New verification modes
- E2E flow testing — multi-step scripted browser flows via
TinyFish, executed like a real user.
- Status checks — batch page rendering via TinyFish Fetch API
for external dependency / status-page monitoring.
- Visual / content regression — baseline capture per page,
diffed on each deploy via OpenRouter-powered analysis.
- Cross-session verification history persisted locally with FIFO
eviction, queried for diagnosis RAG context.
Dev loop + UX
- Piggyback hook architecture — Claude Code's PostToolUse /
UserPromptSubmit hooks return
additionalContext so verification
results are injected directly into the agent's conversation
mid-workflow, without blocking its work.
- Tabbed dashboard — GitHub / Activity / History replace the
prior single-pane layout.
- Auto-tunnel localhost via
tinyfi.sh so http://localhost:3000
URLs can be verified without manual exposure.

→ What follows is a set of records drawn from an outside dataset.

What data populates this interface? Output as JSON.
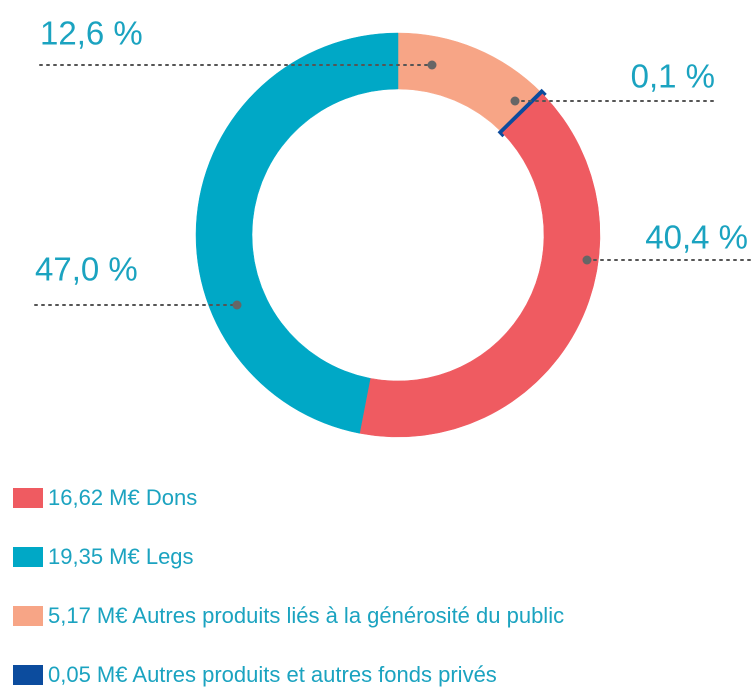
{
  "chart_data": {
    "type": "donut",
    "categories": [
      "16,62 M€ Dons",
      "19,35 M€ Legs",
      "5,17 M€ Autres produits liés à la générosité du public",
      "0,05 M€ Autres produits et autres fonds privés"
    ],
    "values": [
      40.4,
      47.0,
      12.6,
      0.1
    ],
    "value_labels": [
      "40,4 %",
      "47,0 %",
      "12,6 %",
      "0,1 %"
    ],
    "colors": [
      "#ef5b61",
      "#00a8c6",
      "#f7a586",
      "#0c4c9e"
    ]
  }
}
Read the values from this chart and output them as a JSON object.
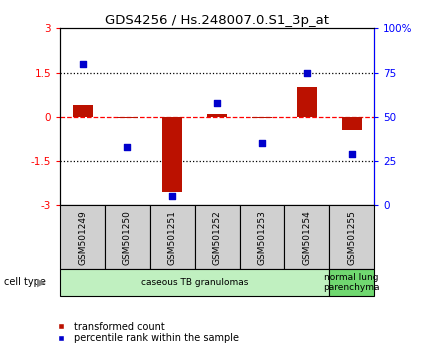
{
  "title": "GDS4256 / Hs.248007.0.S1_3p_at",
  "samples": [
    "GSM501249",
    "GSM501250",
    "GSM501251",
    "GSM501252",
    "GSM501253",
    "GSM501254",
    "GSM501255"
  ],
  "red_values": [
    0.4,
    -0.05,
    -2.55,
    0.08,
    -0.05,
    1.0,
    -0.45
  ],
  "blue_values": [
    80,
    33,
    5,
    58,
    35,
    75,
    29
  ],
  "cell_types": [
    {
      "label": "caseous TB granulomas",
      "start": 0,
      "end": 6,
      "color": "#c0f0c0"
    },
    {
      "label": "normal lung\nparenchyma",
      "start": 6,
      "end": 7,
      "color": "#70d870"
    }
  ],
  "ylim": [
    -3,
    3
  ],
  "y2lim": [
    0,
    100
  ],
  "yticks": [
    -3,
    -1.5,
    0,
    1.5,
    3
  ],
  "ytick_labels": [
    "-3",
    "-1.5",
    "0",
    "1.5",
    "3"
  ],
  "y2ticks": [
    0,
    25,
    50,
    75,
    100
  ],
  "y2tick_labels": [
    "0",
    "25",
    "50",
    "75",
    "100%"
  ],
  "hlines_dotted": [
    1.5,
    -1.5
  ],
  "hline_red_dash": 0,
  "bar_color": "#bb1100",
  "dot_color": "#0000cc",
  "legend_red_label": "transformed count",
  "legend_blue_label": "percentile rank within the sample",
  "cell_type_label": "cell type"
}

- Auto-detect real dev-server ports via
lsof.
- Multi-agent debounce (60 s per project × task type) so a burst
of pushes doesn't fire ten verifications.
- Smart result interpretation + project-scoped delivery —
results route only to the agent session that triggered them.
In-house audit tooling
- Lighthouse integration — run local site audits, get actionable
performance / accessibility output.
- npm audit integration — dependency vulnerability scanning.
- Pa11y accessibility audit — WCAG compliance checking.
Settings + onboarding
- Settings dialog with masked API-key inputs and 0600 file
permissions for stored secrets.
- Built-in TinyFish + Fireworks API keys (obfuscated in binary)
so first-run users can try the app without signing up; banner
prompts them to add their own when they're ready.
- Integrations tab with GitHub + Slack OAuth flow.
- Claude Code CLI prerequisite note on the empty-state onboarding.
- GitHub Actions workflow for automated macOS releases.
Changed
- Activity Feed replaces the slide-out Web Agent panel; checks
grouped per project, streaming fixed.
- Deployment check redesigned — extraction-based goal, nav-link
dropdown, responsive grid.
- OAuth goal rewritten — provider-agnostic, numbered steps.
- GitHub PR goal rewritten — linear steps, no re-checking.
- External links now open in the real browser via the Tauri opener
plugin instead of inside the webview.
Removed
- AeroSpace workspace integration (added complexity for limited
benefit; focus narrowed to verification).
- MCP integration explored + discarded — blocked the agent for
3-4 minutes and prevented parallel work. Hooks + piggyback
replaced it.
Fixed
- Fallback to built-in key on user-key auth failure.
- Allow clearing personal API key to fall back to shared key.
- Compact card layout with inline grouped buttons restored.
- Shell PATH resolution for the desktop app.
picomatch high-severity npm vulnerability.